One of the most difficult part of a product manager’s job is pricing. Too low and you don’t make enough money (or leave money on the table), too high, and the product fails to take off. Getting it just right is part alchemy, part luck, and often just a bit of a guess.
There are dozens (hundreds?) of books on pricing, there are guidelines and frameworks, there are blogs and consultants all poised to help you wade your way through the process.
However, this post isn’t about product management analyzing the inputs and determining pricing. Instead, it will document a few real cases where engineering, sales or senior executives set the prices based on their proclivities.
So, let’s dive in:
Sales setting pricing
If this sounds like the fox guarding the hen house, that is because it is. Sales, being closest to the customer will have a specific empathy with the customer. So they will take their cue from the customer as to what the price should be.
Of course, customers are always looking for a good deal so they will want a low price.
Hence, when sales gets the task of setting price, they will often collaborate with the target customer (or a few target customers), and then set a price accordingly.
Of course, if the BMW dealer asked you what they should price the M3 at, you would say that you would spend about $30K for it (when the list price is a hair less than $63K). Of course, sales will justify this price by saying that they will sell the hell out of it, and move a lot of volume. That customers were committed to buying shedloads of units. Yada yada yada.
So sales sets the price, and assures management that the volume will enable R&D and production to reduce production costs to get to an acceptable margin via a learning curve, and continuous cost reduction efforts.
But this never comes to pass, and often the price that sales sets is well below what is an acceptable profit, and of course the volume predictions never happen, and the cost reductions are not enough to
And we lose money. Lots of money.
coda: if sales also is responsible for defining the initial product specs, this is a double dose of disaster. It essentially means that you are outsourcing all of your product management responsibilities to the end customer. Yes, I have seen this in action, and yes, it is ugly.
Engineering setting pricing
Being engineers, and living in a black and white world, engineers take the gross margin desired, and the costs of the system (cost of goods sold) and calculates the price to ensure the margin.
Simple, and crystal clear. You want 65% GM, divide the cost by (1 – GM) and you get your selling price.
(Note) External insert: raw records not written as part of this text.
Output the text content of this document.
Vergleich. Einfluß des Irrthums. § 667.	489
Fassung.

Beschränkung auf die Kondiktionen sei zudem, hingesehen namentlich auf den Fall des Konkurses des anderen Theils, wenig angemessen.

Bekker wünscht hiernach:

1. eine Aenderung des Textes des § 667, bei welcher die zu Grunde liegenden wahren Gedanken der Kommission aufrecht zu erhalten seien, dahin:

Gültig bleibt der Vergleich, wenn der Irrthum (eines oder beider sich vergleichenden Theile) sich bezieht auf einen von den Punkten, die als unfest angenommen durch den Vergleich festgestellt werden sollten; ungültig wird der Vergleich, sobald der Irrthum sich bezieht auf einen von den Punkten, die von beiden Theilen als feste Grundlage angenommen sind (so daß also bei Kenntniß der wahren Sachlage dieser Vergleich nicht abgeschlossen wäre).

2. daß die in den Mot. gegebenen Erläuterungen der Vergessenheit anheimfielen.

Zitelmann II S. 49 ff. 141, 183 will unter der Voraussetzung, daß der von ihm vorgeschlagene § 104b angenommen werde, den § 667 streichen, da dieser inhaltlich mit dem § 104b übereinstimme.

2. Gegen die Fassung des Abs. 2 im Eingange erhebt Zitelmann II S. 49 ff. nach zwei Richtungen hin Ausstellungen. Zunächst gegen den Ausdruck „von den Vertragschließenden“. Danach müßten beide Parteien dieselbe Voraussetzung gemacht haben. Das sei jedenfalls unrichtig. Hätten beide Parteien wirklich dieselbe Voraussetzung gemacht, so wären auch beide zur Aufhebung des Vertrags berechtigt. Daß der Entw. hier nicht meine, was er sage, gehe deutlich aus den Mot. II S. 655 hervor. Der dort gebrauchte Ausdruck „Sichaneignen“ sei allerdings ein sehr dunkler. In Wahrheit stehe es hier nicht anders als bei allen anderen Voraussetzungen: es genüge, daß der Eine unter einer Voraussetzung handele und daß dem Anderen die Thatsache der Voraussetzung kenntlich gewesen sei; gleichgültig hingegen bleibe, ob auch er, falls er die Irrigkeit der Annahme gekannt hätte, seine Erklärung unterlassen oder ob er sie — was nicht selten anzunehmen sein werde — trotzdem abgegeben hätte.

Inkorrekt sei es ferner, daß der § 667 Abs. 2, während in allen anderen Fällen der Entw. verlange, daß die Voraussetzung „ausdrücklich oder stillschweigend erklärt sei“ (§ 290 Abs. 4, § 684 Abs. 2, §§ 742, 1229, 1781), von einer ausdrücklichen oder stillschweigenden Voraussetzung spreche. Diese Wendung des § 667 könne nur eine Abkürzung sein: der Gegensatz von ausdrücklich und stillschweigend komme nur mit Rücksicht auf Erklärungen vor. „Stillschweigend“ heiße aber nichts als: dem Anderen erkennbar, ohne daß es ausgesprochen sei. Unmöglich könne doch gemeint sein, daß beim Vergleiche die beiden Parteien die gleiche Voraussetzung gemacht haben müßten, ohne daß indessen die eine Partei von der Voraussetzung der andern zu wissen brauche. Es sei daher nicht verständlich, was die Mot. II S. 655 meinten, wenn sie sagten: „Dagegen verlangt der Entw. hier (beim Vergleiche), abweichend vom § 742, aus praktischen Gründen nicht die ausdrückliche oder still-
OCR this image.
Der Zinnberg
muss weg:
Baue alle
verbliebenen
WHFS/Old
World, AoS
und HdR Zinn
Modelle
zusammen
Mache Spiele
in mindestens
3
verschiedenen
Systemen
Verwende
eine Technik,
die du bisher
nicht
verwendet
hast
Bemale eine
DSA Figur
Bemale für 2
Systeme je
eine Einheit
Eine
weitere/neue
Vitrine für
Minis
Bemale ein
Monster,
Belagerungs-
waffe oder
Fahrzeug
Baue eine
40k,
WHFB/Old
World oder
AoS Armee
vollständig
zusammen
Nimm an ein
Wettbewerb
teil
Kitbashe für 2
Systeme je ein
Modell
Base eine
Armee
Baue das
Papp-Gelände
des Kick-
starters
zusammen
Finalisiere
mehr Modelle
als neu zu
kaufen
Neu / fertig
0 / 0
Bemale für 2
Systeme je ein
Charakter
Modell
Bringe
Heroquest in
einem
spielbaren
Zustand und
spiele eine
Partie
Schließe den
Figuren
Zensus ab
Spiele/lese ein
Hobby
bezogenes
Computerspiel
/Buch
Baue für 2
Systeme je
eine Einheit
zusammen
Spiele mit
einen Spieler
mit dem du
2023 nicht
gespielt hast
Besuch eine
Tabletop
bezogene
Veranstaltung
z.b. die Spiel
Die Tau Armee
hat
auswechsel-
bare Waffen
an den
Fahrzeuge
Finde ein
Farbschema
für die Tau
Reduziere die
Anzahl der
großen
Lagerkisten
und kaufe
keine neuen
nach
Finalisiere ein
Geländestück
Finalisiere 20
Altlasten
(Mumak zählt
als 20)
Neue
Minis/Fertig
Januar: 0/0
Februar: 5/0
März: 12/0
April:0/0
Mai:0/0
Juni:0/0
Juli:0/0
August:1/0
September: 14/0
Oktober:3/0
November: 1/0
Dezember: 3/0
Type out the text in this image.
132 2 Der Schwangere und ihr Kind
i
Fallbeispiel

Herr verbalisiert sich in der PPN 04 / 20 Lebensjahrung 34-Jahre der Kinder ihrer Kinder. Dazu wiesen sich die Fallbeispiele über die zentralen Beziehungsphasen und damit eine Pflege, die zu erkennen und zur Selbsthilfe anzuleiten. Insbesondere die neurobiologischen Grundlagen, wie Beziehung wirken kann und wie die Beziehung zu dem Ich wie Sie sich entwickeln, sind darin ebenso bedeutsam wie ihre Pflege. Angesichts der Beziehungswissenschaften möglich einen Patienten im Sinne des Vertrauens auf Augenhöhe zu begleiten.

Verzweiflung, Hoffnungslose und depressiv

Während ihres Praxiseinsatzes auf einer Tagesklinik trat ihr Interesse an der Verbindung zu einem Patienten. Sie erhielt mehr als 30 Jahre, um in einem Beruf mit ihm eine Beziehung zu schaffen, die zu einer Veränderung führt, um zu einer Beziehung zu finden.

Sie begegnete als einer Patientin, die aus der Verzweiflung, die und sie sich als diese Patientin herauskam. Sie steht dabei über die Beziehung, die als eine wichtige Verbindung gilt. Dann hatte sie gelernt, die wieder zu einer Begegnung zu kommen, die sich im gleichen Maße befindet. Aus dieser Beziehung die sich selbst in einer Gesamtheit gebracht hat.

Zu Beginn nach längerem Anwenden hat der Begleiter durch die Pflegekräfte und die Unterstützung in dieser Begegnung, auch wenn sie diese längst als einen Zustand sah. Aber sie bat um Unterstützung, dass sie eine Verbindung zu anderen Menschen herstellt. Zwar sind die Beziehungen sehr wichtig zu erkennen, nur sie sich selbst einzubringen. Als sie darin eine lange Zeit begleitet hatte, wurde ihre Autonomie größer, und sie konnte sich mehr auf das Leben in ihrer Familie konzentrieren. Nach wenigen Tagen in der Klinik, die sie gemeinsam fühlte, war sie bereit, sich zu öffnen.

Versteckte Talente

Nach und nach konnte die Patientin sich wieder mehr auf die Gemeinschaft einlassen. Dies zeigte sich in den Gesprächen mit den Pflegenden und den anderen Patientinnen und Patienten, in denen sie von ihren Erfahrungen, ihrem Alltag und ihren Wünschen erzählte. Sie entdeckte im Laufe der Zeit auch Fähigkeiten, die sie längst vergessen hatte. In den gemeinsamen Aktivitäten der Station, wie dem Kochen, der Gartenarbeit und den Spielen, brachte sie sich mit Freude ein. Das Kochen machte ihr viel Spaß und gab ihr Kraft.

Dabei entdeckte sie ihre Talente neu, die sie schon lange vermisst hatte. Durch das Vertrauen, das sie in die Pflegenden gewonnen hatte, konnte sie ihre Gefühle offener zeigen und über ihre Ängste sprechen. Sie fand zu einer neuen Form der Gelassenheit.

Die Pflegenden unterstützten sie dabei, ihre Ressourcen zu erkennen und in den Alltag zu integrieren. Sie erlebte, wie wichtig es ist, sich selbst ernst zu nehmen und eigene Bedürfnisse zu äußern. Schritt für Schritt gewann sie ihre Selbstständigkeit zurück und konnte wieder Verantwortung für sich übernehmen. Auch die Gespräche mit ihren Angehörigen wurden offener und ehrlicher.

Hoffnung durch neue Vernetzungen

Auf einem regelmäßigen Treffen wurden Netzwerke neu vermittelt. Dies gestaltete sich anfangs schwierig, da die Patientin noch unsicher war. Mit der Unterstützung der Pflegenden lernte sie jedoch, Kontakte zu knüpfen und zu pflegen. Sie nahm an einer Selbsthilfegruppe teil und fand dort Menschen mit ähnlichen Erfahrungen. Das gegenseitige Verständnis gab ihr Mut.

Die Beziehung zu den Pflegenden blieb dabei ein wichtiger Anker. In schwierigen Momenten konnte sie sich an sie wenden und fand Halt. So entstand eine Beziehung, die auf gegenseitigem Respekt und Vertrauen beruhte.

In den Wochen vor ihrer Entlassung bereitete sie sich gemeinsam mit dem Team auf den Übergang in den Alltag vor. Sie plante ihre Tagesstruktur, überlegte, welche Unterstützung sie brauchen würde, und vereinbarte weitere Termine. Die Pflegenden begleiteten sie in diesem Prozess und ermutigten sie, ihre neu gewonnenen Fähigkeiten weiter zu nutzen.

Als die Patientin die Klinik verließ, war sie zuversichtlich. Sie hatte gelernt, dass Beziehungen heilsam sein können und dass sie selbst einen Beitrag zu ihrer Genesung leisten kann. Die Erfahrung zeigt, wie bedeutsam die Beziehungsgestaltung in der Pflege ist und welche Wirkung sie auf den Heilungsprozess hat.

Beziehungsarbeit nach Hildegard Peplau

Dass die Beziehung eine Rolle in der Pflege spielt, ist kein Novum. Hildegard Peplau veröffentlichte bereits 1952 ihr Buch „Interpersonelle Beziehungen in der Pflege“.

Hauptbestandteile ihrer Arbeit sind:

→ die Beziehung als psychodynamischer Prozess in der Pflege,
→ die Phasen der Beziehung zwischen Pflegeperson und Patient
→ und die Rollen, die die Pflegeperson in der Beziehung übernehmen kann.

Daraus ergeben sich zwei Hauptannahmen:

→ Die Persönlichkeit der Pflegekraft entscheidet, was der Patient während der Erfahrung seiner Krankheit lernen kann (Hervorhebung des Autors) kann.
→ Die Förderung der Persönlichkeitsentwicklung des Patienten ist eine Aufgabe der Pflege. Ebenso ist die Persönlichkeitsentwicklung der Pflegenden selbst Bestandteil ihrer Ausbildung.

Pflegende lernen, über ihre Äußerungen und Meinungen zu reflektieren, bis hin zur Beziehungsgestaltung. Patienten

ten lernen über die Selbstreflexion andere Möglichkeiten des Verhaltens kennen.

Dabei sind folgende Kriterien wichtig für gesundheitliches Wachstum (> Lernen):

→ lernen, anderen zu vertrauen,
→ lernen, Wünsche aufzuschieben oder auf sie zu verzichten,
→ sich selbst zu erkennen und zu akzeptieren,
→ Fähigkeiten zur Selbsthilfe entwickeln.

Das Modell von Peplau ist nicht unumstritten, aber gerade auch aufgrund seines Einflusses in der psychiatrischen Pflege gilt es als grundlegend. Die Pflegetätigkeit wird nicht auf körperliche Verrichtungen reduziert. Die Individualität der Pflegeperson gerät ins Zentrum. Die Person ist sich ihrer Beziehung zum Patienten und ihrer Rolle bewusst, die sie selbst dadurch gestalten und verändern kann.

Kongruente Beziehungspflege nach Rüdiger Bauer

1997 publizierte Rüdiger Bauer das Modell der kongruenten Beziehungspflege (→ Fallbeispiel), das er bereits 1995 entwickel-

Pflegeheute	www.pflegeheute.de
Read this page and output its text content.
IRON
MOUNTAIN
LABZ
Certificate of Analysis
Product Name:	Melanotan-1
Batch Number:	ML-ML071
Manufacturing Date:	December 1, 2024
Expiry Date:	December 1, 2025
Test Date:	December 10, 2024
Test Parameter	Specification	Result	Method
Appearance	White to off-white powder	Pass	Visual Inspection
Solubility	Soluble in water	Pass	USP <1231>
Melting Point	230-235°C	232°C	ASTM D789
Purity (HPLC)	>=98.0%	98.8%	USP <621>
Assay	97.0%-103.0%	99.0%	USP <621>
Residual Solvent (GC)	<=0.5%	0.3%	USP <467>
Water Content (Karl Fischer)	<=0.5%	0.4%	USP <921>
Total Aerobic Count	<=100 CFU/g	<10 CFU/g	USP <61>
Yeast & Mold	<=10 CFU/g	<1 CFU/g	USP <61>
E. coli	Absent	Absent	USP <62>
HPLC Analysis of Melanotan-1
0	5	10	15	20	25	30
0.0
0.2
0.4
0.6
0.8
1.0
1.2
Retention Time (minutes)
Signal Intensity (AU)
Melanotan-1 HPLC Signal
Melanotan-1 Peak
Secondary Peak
But this fails for a couple reasons. First, there is always some discounting, so the engineer just fudges the margin to account for the average discount. Second, and probably more serious, is that the cost is not strongly correlated to the “value” of the product. Engineers notoriously are suspicious of this concept of value. To to their judgment, that is close to “bullshit“, or “fuzzy marketing bullshit“, and no sir, they don’t like it. Not one bit.
Senior Management setting pricing
One would be excused for thinking that senior management has a grasp of the fine art of pricing, and how to identify value, and set a price that maximizes the bottom line.
But one would be wrong. Sadly, senior management often thinks that they have gut instincts. They feel they know the market, and they know what the product is worth (nb: that isn’t the same as value)
So, you get a binary distribution. Too high and too low. With a wide (and I mean WIDE) gap between the two values. Unfortunately, as a product manager, you will often find yourself arguing against the gut-instincts, and no amount of evidence, analysis, and rationalization will sway the argument.
All three groups will set the wrong price. Sales is too close to the customer, and not in your court. Engineers are far too pragmatic. Senior Management truly believes their own gut.
My advice? Analyze the hell out of it, and get to the pricing before these other groups try to weigh in. Do the analysis early, and keep your fingers on the pulse of the markets.
Then try to prevent too much variance.